By Ian Morton

Whilst Passengers benefits from pretty camera work and a strong chemistry between leads, a frustrating genre blend mixed with a poignantly irreversible twist make this much more disappointing than it should have been.

Midway through a 120 year journey to ‘Homestead 2’ – a colony planet of earth; passengers Jim Preston and Aurora Lane find themselves waking up from hibernation 90 years too early after the ship carrying them begins to malfunction.

Although Director Morten Tyldum does his best to blend a romantic drama in the foreground of a sci-fi survivalist plot, Passengers is ultimately left stranded in space as an incoherent story makes you realize that it might be two genres that should probably never be spliced together.

Whilst we could dance around the ever growing list of plot holes and screenplay issues all day, the route of all evil is undoubtedly the opening twist. Once revealed, it drives such a wedge between the two main characters that the audience is then never in a position to route for the main character again. The very fact that this happens as early as it does immediately kills some of the central themes of the story as you constantly find yourself revisiting the moral dilemma rather than move on through to conclusion.

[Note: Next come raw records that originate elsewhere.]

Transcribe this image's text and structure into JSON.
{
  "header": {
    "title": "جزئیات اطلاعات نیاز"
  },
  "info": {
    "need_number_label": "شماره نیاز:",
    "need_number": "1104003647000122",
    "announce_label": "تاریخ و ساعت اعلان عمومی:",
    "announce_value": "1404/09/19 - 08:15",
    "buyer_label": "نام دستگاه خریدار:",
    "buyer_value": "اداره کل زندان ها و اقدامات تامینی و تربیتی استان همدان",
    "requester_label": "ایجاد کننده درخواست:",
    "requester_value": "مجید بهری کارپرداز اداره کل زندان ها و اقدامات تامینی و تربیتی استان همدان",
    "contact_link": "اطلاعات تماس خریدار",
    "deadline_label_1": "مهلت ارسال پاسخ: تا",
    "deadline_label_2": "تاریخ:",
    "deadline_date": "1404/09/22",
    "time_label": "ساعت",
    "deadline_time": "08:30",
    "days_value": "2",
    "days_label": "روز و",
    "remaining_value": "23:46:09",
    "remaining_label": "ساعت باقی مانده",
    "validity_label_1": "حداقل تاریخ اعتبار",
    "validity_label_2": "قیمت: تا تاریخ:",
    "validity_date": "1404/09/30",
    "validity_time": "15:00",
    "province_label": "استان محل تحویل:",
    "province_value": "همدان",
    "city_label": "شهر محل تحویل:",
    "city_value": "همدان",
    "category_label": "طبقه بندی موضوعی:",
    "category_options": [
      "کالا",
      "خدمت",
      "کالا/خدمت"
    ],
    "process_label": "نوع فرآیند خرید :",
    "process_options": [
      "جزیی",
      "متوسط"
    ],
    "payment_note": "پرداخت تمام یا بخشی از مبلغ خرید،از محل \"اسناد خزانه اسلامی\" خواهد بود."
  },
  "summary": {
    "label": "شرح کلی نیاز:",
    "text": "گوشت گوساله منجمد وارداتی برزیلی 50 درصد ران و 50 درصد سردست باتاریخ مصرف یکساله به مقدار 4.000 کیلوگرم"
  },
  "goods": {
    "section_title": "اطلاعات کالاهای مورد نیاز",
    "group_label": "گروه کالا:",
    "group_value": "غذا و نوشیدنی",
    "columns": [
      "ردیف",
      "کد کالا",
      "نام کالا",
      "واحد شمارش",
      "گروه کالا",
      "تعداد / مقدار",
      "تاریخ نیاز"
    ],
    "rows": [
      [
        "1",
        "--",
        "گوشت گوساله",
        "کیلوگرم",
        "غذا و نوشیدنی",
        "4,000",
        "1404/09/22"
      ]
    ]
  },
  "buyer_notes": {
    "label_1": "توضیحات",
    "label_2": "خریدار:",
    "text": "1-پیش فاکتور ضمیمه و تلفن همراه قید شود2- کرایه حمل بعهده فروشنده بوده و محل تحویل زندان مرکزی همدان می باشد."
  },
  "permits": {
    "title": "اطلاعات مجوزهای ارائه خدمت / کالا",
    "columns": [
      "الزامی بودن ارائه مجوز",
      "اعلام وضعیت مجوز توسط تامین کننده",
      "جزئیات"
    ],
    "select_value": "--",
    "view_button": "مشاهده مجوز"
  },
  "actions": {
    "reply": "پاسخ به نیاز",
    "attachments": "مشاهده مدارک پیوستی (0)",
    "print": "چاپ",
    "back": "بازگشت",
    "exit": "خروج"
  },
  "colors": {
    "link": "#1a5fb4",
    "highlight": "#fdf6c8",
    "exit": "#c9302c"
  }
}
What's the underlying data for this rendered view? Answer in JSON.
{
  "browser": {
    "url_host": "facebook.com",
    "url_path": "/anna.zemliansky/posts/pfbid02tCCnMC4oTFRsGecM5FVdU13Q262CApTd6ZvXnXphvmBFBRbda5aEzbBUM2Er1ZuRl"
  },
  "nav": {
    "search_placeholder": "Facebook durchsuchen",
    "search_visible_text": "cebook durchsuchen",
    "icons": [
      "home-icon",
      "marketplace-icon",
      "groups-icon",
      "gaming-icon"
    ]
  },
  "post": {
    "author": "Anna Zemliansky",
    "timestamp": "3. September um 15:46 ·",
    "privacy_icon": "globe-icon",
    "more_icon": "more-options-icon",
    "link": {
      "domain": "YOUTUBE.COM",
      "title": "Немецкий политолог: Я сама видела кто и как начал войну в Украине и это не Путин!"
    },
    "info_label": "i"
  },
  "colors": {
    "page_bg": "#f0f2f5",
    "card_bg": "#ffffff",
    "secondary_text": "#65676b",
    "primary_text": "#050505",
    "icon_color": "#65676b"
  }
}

Even though the story itself is plagued with issues, the positive magnetism between Jennifer Lawrence and Chris Pratt is easily one of the more defining moments of the film. Both Pratt and Lawrence give decent performances in the lead roles while Michael Sheen provides the comic relief where necessary. Although this definitely doesn’t save the film, it does manage to you interested enough to stay until the end.

Overall, while the chemistry between the lead actors is enough to keep you watching, Passengers ultimately finds itself adrift with an irritating twist, an odd genre blend and a forever increasing list of plot holes.  2.5 out of 5.